June 11, 2026
Brewing up trust issues
Show HN: Homebrew 6.0.0
Homebrew gets a safety glow-up, and users instantly ask: why did it update everything
TLDR: Homebrew 6.0.0 adds a major new safety check for outside software sources, plus speed and update improvements. Users love the extra protection, but some are already side-eyeing surprise app updates and asking how much control Homebrew should really have.
Homebrew, the popular tool many Mac and Linux users rely on to install apps and developer tools, just dropped version 6.0.0 — and the official pitch is basically: faster, safer, cleaner. The biggest change is a new trust system that asks users to explicitly approve outside software sources before Homebrew runs their code. Translation for non-experts: fewer mystery scripts quietly doing things on your computer. There’s also a new built-in data system to speed updates, stronger Linux protections, and more "are you sure?" prompts before installs and upgrades.
But in classic internet fashion, the release notes were only half the story. The real action was in the comments, where the vibe swung from “finally!” to “wait, what did this just do to my machine?” One user thanked the team and then immediately sounded the alarm after brew upgrade reportedly updated all their apps, including ones that used to leave themselves alone. Another wanted to know if this new trust feature can be built into their setup file, because apparently even security needs to be automated. And then came the philosophical hot take: is Homebrew trying to stop being a free-for-all script runner and become something more locked-down and predictable?

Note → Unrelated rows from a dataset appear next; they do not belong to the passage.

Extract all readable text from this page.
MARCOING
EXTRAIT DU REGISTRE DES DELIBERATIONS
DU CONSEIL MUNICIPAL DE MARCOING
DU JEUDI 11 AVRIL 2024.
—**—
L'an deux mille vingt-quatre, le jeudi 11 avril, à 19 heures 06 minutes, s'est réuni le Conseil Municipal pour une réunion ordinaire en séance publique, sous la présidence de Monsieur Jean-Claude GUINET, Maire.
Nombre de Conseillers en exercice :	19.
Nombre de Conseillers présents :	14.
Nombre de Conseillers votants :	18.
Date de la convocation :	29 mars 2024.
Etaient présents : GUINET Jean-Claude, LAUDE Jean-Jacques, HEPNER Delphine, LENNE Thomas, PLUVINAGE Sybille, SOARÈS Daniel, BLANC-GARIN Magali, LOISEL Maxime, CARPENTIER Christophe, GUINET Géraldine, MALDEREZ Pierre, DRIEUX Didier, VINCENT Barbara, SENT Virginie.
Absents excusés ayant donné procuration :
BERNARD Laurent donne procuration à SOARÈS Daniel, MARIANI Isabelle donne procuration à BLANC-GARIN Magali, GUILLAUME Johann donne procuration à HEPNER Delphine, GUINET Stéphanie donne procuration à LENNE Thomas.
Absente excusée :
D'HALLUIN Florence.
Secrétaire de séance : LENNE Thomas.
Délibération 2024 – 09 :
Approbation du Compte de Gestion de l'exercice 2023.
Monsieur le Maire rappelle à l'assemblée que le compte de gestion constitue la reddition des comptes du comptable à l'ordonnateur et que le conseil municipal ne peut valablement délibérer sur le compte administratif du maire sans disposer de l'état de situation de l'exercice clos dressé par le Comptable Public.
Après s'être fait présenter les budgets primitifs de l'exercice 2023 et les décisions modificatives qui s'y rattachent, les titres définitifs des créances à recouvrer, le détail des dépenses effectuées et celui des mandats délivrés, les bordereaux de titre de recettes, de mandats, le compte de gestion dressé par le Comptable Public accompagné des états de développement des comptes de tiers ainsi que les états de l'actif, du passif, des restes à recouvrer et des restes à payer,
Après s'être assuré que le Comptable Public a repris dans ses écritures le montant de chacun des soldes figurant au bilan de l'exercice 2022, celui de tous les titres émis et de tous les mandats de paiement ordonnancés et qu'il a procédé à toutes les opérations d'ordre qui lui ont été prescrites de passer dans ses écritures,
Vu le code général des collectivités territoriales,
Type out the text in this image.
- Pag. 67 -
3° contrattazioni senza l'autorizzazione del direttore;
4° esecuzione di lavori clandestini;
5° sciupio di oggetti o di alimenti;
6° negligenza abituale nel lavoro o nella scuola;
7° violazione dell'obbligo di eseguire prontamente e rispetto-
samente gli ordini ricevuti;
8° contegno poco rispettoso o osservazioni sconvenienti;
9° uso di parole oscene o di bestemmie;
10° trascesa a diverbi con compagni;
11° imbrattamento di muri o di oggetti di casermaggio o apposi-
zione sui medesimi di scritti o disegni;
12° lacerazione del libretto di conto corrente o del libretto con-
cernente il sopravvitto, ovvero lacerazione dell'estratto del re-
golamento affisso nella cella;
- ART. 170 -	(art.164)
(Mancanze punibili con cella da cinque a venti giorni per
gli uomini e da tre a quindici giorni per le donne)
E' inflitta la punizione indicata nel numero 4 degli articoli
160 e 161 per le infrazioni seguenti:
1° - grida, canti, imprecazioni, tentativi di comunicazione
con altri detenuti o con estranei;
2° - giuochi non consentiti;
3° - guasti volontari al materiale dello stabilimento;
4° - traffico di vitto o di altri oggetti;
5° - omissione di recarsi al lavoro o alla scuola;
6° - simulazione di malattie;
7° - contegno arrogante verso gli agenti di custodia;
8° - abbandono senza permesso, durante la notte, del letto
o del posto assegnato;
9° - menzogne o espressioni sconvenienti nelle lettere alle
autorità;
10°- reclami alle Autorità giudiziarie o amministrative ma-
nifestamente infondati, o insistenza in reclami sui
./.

The funniest mini-drama came from the user begging for a “cooldown mechanism” so software can chill before shipping fresh code to their computer — a mood so relatable it practically became the thread’s meme. Meanwhile, others were pure hype, with one simple battle cry summing up the pro-security camp: “Hell yeah, tap trust!!!”
Key Points
- •Homebrew 6.0.0 introduces tap trust, requiring explicit trust for third-party taps and tap-qualified items before their code is evaluated or run.
- •The internal Homebrew JSON API is now the default, consolidating metadata into a single download to reduce network use and speed up updates.
- •Homebrew adds Bubblewrap-based Linux sandboxing by default for developers, extending sandbox protections already present on macOS.
- •Developer defaults were changed based on user survey feedback, including making ask mode the default for `brew install` and `brew upgrade`.
- •The release adds `brew bundle` enhancements, general performance improvements, initial support for macOS 27, and a timeline for phasing out macOS Intel x86_64 support.